Bill Dutton

Personal information
- Born: 1901 Cheshire, England
- Died: 1958 (aged 56–57)
- Occupations: Jockey, Trainer

Horse racing career
- Sport: Horse racing

Significant horses
- Tipperary Tim, Pappa Fourway, Limber Hill, Right Boy.

= Bill Dutton (trainer) =

British jockey and horse trainer

William Parker Dutton (1901–1958) was a British jockey and Thoroughbred racehorse trainer.

==Background==
Born into a Cheshire farming family, Dutton graduated from Cambridge University and studied to become a solicitor before opting to pursue a career in horse racing.

==Riding career==
In the 1920s he rode as an amateur jockey in National Hunt races. In 1928 he recorded his most notable success when winning the Grand National on the 100/1 outsider Tipperary Tim.

==Training career==
Dutton began training racehorses in 1932, setting up a stable at Hednesford in Staffordshire. His training career was suspended during World War II, when he served in the Royal Army Service Corps.

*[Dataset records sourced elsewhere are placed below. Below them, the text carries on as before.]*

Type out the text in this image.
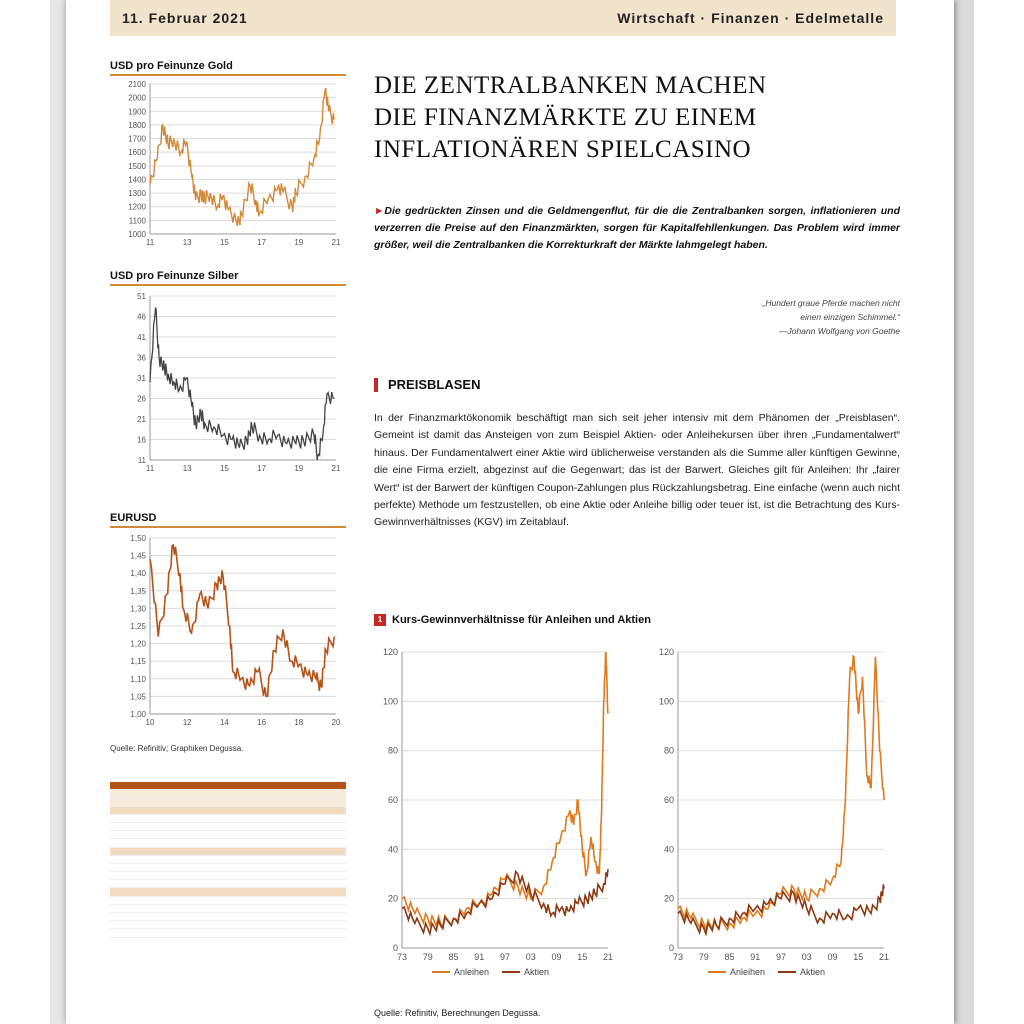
11. Februar 2021	Wirtschaft · Finanzen · Edelmetalle
USD pro Feinunze Gold
2100
2000
1900
1800
1700
1600
1500
1400
1300
1200
1100
1000
11	13	15	17	19	21
USD pro Feinunze Silber
51
46
41
36
31
26
21
16
11
11	13	15	17	19	21
EURUSD
1,50
1,45
1,40
1,35
1,30
1,25
1,20
1,15
1,10
1,05
1,00
10	12	14	16	18	20
Quelle: Refinitiv; Graphiken Degussa.

DIE ZENTRALBANKEN MACHEN
DIE FINANZMÄRKTE ZU EINEM
INFLATIONÄREN SPIELCASINO
►Die gedrückten Zinsen und die Geldmengenflut, für die die Zentralbanken sorgen, inflationieren und verzerren die Preise auf den Finanzmärkten, sorgen für Kapitalfehllenkungen. Das Problem wird immer größer, weil die Zentralbanken die Korrekturkraft der Märkte lahmgelegt haben.
„Hundert graue Pferde machen nicht
einen einzigen Schimmel.“
—Johann Wolfgang von Goethe
PREISBLASEN
In der Finanzmarktökonomik beschäftigt man sich seit jeher intensiv mit dem Phänomen der „Preisblasen“. Gemeint ist damit das Ansteigen von zum Beispiel Aktien- oder Anleihekursen über ihren „Fundamentalwert“ hinaus. Der Fundamentalwert einer Aktie wird üblicherweise verstanden als die Summe aller künftigen Gewinne, die eine Firma erzielt, abgezinst auf die Gegenwart; das ist der Barwert. Gleiches gilt für Anleihen: Ihr „fairer Wert“ ist der Barwert der künftigen Coupon-Zahlungen plus Rückzahlungsbetrag. Eine einfache (wenn auch nicht perfekte) Methode um festzustellen, ob eine Aktie oder Anleihe billig oder teuer ist, ist die Betrachtung des Kurs-Gewinnverhältnisses (KGV) im Zeitablauf.
1 Kurs-Gewinnverhältnisse für Anleihen und Aktien
120
100
80
60
40
20
0
73 79 85 91 97 03 09 15 21
Anleihen	Aktien
120
100
80
60
40
20
0
73 79 85 91 97 03 09 15 21
Anleihen	Aktien
Quelle: Refinitiv, Berechnungen Degussa.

After the war he resumed training, basing his stable at Grove Cottage at Malton, North Yorkshire. He established himself as a leading trainer in the North of England, with a reputation for winning big races with inexpensively-bought horses. In 1953, he paid 150 guineas for a yearling colt on behalf of Mrs Elaine Goldson. Named Pappa Fourway, the colt became one of the best British sprinters of the 20th century, winning the King's Stand Stakes, July Cup and Diadem Stakes in 1955. In 1955 Dutton paid 575 guineas for the yearling Right Boy who became his second champion sprinter, winning the Cork and Orrery Stakes, July Cup and Nunthorpe Stakes. Amongst his other major winners were Childe Harold who won the Great Voltigeur Stakes in 1952 and the Yorkshire Cup in the following year and the 1957 Cesarewitch winner Sandiacre. Dutton was also a very successful trainer of National Hunt horses, sending out the nine-year-old gelding Limber Hill to win the King George VI Chase in 1955 and the Cheltenham Gold Cup in 1956.

Dutton was at the height of his success as a trainer when he died in 1958. His stable was taken over by his son-in-law Pat Rohan.